El general Vindaryon se reunió con el primogénito del triarca Malaquo Maegyr e intercambiaron palabras brevemente. Tras recibir el informe del general, Maegyr hizo un gesto que erizó los pelos de la nuca del capitán. Pronto salieron de dudas, la orden que emergió instantes después de la garganta de Vindaryon se escuchó en toda la plaza, y tiño de incertidumbre los corazones de quiénes le escucharon.

¡Tensad y cargad las ballestas!

Ellyos no daba crédito a lo que escuchaba. Los civiles se empezaron a agitar inquietos en la periferia de la plaza.

Sois un oficial, haced algo, demonios. Cientos morirán si abrimos fuego. La ciudad entera arderá. Mas de la mitad de los esclavos adoran a R’hllor, no tolerarán una carnicería en este lugar santo.

No se puede hacer nada —la voz de Qarro era dura y no dejaba opción a réplica—. A mí no me gusta, pero si no queréis hacer frente a un consejo de guerra, volved rápido a vuestra posición y mantened la lengua quieta.
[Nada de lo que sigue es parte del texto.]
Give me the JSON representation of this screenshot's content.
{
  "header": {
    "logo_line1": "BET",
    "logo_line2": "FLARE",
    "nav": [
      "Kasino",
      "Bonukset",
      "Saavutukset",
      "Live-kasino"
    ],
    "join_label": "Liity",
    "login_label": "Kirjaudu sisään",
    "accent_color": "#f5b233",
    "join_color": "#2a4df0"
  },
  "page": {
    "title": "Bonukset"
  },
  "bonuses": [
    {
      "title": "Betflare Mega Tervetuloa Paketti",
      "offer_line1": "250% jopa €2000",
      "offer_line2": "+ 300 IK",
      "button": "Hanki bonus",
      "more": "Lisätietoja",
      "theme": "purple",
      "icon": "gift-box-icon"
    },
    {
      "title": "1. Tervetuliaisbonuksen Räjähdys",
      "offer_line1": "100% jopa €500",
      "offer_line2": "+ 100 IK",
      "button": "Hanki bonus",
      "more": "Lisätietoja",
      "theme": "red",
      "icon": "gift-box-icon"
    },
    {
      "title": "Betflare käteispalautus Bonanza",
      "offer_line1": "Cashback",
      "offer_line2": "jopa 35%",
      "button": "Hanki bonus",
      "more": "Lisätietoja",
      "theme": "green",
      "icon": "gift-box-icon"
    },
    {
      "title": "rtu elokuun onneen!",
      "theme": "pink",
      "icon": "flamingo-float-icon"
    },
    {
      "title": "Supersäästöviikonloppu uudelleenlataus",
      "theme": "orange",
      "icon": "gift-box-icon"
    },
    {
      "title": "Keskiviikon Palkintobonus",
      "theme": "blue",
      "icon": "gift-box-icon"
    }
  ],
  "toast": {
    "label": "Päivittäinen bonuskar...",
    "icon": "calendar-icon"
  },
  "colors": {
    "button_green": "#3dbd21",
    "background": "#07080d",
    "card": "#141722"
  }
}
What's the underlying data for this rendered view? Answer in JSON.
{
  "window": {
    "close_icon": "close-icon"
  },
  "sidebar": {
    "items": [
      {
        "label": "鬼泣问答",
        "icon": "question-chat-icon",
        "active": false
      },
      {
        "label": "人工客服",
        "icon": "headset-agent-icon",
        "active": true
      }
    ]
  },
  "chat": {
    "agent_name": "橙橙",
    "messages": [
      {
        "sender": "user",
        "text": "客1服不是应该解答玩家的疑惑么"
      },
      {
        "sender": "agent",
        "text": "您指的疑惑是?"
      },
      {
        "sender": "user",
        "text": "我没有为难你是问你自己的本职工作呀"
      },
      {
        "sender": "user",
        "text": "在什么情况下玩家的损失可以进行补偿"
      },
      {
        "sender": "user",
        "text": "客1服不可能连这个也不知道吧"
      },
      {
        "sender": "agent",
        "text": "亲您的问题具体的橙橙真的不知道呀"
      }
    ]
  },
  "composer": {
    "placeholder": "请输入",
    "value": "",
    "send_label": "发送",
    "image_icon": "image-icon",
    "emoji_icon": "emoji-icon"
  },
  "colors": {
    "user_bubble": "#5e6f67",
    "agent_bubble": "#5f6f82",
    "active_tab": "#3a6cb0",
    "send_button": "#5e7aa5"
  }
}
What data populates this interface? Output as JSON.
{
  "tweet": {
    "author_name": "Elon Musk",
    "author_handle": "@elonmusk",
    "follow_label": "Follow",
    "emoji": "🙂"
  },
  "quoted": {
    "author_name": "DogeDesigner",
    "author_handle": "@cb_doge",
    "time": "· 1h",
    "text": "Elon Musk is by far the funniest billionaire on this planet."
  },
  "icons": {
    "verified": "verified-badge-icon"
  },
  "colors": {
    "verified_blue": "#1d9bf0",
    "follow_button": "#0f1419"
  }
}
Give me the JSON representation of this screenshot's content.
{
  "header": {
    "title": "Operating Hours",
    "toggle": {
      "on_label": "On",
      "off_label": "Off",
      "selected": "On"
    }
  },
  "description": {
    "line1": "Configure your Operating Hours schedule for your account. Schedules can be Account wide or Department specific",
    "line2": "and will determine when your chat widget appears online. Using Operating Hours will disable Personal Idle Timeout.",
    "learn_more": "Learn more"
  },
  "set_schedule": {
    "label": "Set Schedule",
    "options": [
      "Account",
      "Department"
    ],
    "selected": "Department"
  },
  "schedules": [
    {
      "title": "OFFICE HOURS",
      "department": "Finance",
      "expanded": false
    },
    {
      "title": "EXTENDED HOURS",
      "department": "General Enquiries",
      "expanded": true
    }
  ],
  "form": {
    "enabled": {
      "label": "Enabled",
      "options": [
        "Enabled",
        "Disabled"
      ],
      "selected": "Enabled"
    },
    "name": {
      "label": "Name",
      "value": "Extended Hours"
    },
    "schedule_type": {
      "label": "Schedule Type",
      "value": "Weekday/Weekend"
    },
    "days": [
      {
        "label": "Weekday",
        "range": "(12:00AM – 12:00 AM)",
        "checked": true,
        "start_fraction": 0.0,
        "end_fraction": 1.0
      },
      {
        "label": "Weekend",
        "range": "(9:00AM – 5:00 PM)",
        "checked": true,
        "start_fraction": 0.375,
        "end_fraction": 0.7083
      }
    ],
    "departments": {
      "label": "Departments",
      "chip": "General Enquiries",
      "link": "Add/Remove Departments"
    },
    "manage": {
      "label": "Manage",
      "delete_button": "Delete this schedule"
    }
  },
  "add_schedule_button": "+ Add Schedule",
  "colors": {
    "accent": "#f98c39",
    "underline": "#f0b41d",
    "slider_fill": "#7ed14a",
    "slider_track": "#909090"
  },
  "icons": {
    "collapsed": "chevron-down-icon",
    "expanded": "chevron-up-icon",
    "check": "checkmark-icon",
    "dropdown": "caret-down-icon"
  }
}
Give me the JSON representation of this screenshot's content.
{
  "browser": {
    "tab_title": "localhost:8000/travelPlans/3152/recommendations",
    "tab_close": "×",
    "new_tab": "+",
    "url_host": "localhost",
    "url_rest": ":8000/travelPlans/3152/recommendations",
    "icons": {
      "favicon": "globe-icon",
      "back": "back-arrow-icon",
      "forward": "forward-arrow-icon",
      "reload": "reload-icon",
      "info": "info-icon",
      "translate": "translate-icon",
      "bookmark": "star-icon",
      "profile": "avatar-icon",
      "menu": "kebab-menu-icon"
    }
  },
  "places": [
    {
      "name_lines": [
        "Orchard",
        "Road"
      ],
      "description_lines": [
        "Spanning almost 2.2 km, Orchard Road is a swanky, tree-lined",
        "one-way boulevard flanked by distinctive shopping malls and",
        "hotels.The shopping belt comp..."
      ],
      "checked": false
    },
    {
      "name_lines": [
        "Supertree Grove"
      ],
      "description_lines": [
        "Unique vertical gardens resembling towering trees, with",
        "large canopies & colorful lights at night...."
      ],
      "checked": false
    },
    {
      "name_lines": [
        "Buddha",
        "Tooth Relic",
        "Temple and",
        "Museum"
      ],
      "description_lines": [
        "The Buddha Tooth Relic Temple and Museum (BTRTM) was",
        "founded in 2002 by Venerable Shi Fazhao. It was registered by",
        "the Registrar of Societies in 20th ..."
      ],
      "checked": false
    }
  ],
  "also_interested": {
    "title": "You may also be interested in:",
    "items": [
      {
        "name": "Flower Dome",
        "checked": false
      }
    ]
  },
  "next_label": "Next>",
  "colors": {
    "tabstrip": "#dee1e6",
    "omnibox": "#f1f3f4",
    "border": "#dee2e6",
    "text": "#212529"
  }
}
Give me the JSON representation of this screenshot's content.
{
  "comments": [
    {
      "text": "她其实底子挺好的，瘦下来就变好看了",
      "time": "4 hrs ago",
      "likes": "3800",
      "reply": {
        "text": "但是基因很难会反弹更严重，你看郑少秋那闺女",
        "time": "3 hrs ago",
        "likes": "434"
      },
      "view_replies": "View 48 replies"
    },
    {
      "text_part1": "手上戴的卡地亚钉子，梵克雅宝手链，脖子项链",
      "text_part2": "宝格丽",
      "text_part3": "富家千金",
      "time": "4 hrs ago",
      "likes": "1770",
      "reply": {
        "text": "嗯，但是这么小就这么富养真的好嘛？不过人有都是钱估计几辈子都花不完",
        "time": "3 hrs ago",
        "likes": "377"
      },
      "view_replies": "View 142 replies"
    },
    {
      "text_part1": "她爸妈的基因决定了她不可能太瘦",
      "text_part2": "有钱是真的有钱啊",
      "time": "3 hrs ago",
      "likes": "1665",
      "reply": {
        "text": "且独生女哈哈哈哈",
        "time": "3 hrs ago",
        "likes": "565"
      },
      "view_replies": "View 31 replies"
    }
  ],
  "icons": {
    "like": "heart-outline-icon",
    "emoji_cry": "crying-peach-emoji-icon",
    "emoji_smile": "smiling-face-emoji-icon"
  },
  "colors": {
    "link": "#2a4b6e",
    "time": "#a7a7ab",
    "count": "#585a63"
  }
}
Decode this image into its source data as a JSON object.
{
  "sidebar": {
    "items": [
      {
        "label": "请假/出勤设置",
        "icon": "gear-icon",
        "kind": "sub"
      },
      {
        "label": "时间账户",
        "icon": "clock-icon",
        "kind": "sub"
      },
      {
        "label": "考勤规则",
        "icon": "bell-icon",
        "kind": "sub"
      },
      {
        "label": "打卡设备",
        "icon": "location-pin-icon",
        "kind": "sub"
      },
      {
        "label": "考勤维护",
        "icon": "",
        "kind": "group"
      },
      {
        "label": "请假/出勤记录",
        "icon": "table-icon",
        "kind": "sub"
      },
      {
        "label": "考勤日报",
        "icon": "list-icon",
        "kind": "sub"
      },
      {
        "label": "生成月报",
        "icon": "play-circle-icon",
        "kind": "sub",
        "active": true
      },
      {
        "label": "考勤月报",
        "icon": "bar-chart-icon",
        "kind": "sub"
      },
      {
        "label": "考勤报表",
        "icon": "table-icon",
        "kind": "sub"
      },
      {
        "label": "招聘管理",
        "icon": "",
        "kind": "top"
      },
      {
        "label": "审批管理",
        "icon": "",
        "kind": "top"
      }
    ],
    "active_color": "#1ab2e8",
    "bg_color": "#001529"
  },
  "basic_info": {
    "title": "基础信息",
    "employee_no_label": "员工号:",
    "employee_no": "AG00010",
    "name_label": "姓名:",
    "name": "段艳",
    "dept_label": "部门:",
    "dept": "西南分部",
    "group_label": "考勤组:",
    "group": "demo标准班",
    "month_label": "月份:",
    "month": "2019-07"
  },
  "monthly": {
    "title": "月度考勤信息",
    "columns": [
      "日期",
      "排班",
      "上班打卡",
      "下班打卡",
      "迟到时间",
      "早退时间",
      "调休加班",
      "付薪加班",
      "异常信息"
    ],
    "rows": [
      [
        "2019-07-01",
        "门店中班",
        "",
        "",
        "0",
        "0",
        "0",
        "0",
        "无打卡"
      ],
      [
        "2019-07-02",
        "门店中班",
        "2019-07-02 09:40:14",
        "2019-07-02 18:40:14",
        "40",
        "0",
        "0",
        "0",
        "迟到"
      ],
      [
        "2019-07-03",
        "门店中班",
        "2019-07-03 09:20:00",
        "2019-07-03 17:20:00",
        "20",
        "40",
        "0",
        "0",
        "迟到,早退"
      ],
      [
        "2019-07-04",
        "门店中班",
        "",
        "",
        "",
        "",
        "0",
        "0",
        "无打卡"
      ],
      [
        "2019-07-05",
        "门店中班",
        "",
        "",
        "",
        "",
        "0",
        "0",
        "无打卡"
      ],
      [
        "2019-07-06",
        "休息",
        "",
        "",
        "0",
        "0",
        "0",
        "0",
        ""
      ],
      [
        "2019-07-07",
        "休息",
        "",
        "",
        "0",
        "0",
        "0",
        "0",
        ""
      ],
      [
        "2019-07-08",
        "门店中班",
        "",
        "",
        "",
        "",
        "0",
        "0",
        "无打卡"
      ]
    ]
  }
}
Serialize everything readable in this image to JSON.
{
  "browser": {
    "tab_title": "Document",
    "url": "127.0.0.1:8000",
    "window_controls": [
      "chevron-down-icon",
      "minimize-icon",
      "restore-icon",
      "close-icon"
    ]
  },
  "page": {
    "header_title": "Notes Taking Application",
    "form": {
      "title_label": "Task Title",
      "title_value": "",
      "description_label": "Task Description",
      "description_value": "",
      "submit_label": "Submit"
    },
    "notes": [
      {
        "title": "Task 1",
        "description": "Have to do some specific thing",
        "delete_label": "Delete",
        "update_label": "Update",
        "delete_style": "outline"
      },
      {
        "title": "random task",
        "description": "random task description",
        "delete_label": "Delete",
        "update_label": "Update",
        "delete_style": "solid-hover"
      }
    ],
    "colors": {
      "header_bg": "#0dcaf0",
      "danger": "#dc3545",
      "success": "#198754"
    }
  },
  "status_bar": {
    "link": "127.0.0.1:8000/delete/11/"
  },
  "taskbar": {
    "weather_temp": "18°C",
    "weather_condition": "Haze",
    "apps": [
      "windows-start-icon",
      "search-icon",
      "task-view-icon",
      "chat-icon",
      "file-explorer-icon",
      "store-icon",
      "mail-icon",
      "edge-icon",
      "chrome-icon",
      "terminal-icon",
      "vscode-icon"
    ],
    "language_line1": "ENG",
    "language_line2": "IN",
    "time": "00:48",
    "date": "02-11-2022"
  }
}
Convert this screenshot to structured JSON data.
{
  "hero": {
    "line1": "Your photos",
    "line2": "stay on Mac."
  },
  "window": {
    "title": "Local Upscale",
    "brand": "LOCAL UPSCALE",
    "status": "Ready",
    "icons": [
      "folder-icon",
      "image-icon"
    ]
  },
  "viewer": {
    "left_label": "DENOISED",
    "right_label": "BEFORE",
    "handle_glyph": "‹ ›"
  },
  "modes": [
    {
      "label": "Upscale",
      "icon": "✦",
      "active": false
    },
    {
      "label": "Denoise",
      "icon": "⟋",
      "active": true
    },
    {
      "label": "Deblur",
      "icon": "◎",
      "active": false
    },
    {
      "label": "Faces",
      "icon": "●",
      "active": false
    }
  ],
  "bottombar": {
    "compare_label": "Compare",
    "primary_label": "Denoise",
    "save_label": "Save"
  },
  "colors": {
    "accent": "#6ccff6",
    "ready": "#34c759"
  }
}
Ellyos resopló y bajó la cabeza, parecía que acataba la orden, aunque regañadientes. ¿Qué podían hacer? Tampoco es que Benerro hubiera mostrado intención alguna de negociar. El sacerdote había estado las últimas semanas arrojando discursos incendiarios sobre la ciudad y tirando piedras al panal de manera deliberada, buscando el conflicto. Era simplemente cuestión de tiempo que la sangre llegase a las calles. Qarro se preguntaba si el Sumo Sacerdote estaba realmente a sueldo de la reina Daenerys.

¡Mano de Fuego! ¡Fieles del Señor! ¡Permaneced firmes! ¡R’hllor y la justicia están de nuestra parte! —clamaba en aquellos momentos Benerro a gritos desde lo alto de las escaleras de entrada al impresionante Templo Rojo, su voz amplificada por la magia y la acústica de la plaza—. ¡No se atreverán a dispararnos, y eso es una victoria!

Aequos Maegyr soltó el pañuelo que sostenía con su brazo izquierdo en alto. Era la señal convenida.

¡Fuego! —gritó el capitán Qarro Vanitorys. Otros oficiales repitieron la orden. Nada sucedió, Qarro no se sorprendió de las dudas, la inmensa mayoría de sus soldados eran esclavos, y les estaban pidiendo que abrieran fuego no solo contra sus compatriotas, si no contra sus hermanos de clase— ¡¡FUEGO!!

De nuevo, una calma tensa. Qarro se giró para ver las reacciones de sus superiores y notó como el hijo del todopoderoso hijo del triarca le taladraba con la mirada. Cerró sus puños y chasqueó la lengua con angustia, inquieto. «Tendré que mancharme yo las manos, que los dioses me perdonen».

¡Seguid la orden! —Qarro avanzó hacia su pelotón y arrebató bruscamente de las manos la ballesta del primer soldado esclavo que encontró. La alzó y apuntó frente a la línea de insurrectos que tenía a cien varas de distancia.

No llegó a disparar. Cuando llegó el momento de presionar la llave con su mano derecha para accionar la ballesta, escuchó un rugido atronador que bien podría haber partido en dos los cielos. Miró hacia arriba y contempló con una mezcla de maravilla y horror como una inmensa mole negra con alas tapaba el sol. «Daenerys Targaryen. No es posible. Dijeron que estaba a una semana de marcha».

¡MHYSA! ¡MYSHA! —escuchó a su alrededor, no sabía decir quiénes eran, pero estaban en todas partes, era un clamor que llenó la plaza entera. Qarro seguía absorto, sin reaccionar, mirando los cielos y al dragón, que había empezado a escupir fuego por la boca— ¡LIBERTAD!

Lo siguiente que notó fue el frío beso del metal en la parte izquierda de su costado. Alguien le había apuñalado por la espalda. Cayó de rodillas contra el suelo por la conmoción, y tuvo que apoyarse sobre sus manos para no caer de bruces. El caos se apoderó del mundo. Escuchó el sonido de las saetas hindiendo el aire. Le pareció escuchar también el sonido de las trompetas, los insurrectos tocaban carga.

¡No le matéis! —la voz firme e imperiosa del cabo Ellyos se alzó sobre el caos de la Plaza Roja. Notó como sus brazos le cubrían, para protegerlo de la ira de la multitud— ¡Es un buen hombre!